MCP server responsibilities:
- Keep upstream service credentials server-side only
- Execute the actual tools
- Map tools to scopes/policy rules
- Never forward AuthSec user tokens to upstream systems

{{INSTALL_LINE}}

Use this import baseline:
{{IMPORT_GUIDANCE}}

Implement the integration in this order:
1. Use the SDK's MountMCP/mount_mcp/mountMCP path as the canonical
integration path. Do not hand-wire protected-resource metadata when the
SDK can mount it.
2. Configure issuer, authorization server, JWKS URL, introspection URL,
resource server ID, resource URI, resource name, and the one-time
introspection secret from AuthSec.
3. Preserve existing non-AuthSec server behavior unless AuthSec mode is
explicitly enabled.
4. Keep the upstream service credential separate from AuthSec tokens.
5. Expose the protected MCP path at {{PROTECTED_BASE_PATH}} and let the SDK
derive metadata from {{RESOURCE_URI}}.
6. Treat {{METADATA_URL}} as the discovery URL. For path-based resources,
the bare /.well-known/oauth-protected-resource path is not the canonical
metadata route.
7. Verify unauthenticated requests receive a Bearer challenge pointing
clients to AuthSec metadata.
8. Verify authenticated requests can only see tools permitted by granted
scopes.

Validation checklist:
- tools/list hides unauthorized tools
- tools/call returns insufficient_scope for blocked tools
- the server emits protected-resource metadata at {{METADATA_URL}}
- the server uses MountMCP / mount_mcp / mountMCP as the default setup
path; manual mux wiring is for advanced cases only
- tokens are validated against AuthSec
- upstream provider calls still use server-side credentials only
- the configured resource URI remains {{RESOURCE_URI}}

If the resource server is a GitHub MCP server, keep the GitHub PAT or
installation token server-side.

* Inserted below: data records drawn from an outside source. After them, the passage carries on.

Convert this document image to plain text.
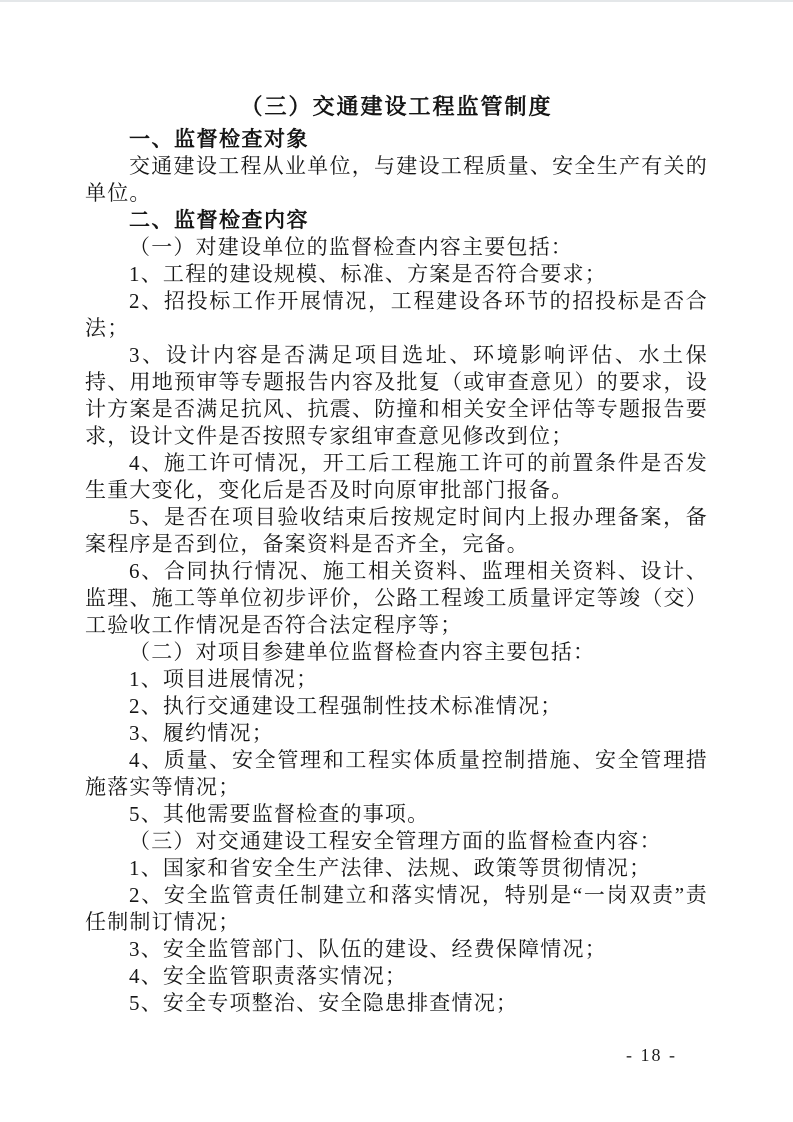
（三）交通建设工程监管制度

一、监督检查对象

交通建设工程从业单位，与建设工程质量、安全生产有关的单位。

二、监督检查内容

（一）对建设单位的监督检查内容主要包括：

1、工程的建设规模、标准、方案是否符合要求；

2、招投标工作开展情况，工程建设各环节的招投标是否合法；

3、设计内容是否满足项目选址、环境影响评估、水土保持、用地预审等专题报告内容及批复（或审查意见）的要求，设计方案是否满足抗风、抗震、防撞和相关安全评估等专题报告要求，设计文件是否按照专家组审查意见修改到位；

4、施工许可情况，开工后工程施工许可的前置条件是否发生重大变化，变化后是否及时向原审批部门报备。

5、是否在项目验收结束后按规定时间内上报办理备案，备案程序是否到位，备案资料是否齐全，完备。

6、合同执行情况、施工相关资料、监理相关资料、设计、监理、施工等单位初步评价，公路工程竣工质量评定等竣（交）工验收工作情况是否符合法定程序等；

（二）对项目参建单位监督检查内容主要包括：

1、项目进展情况；

2、执行交通建设工程强制性技术标准情况；

3、履约情况；

4、质量、安全管理和工程实体质量控制措施、安全管理措施落实等情况；

5、其他需要监督检查的事项。

（三）对交通建设工程安全管理方面的监督检查内容：

1、国家和省安全生产法律、法规、政策等贯彻情况；

2、安全监管责任制建立和落实情况，特别是“一岗双责”责任制制订情况；

3、安全监管部门、队伍的建设、经费保障情况；

4、安全监管职责落实情况；

5、安全专项整治、安全隐患排查情况；

- 18 -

The AuthSec principal should only decide
whether the tool is allowed; it should not replace the upstream GitHub
credential.

Generate production-grade integration code, not pseudocode.

Versioning

This page tracks the dashboard prompt template. When the SDK's canonical entry points change (a new wrapper helper, a new required config field) the prompt is updated in Authsec-ui/src/features/resource-servers/resource-server-utils.ts (buildIntegrationPrompt) and mirrored here.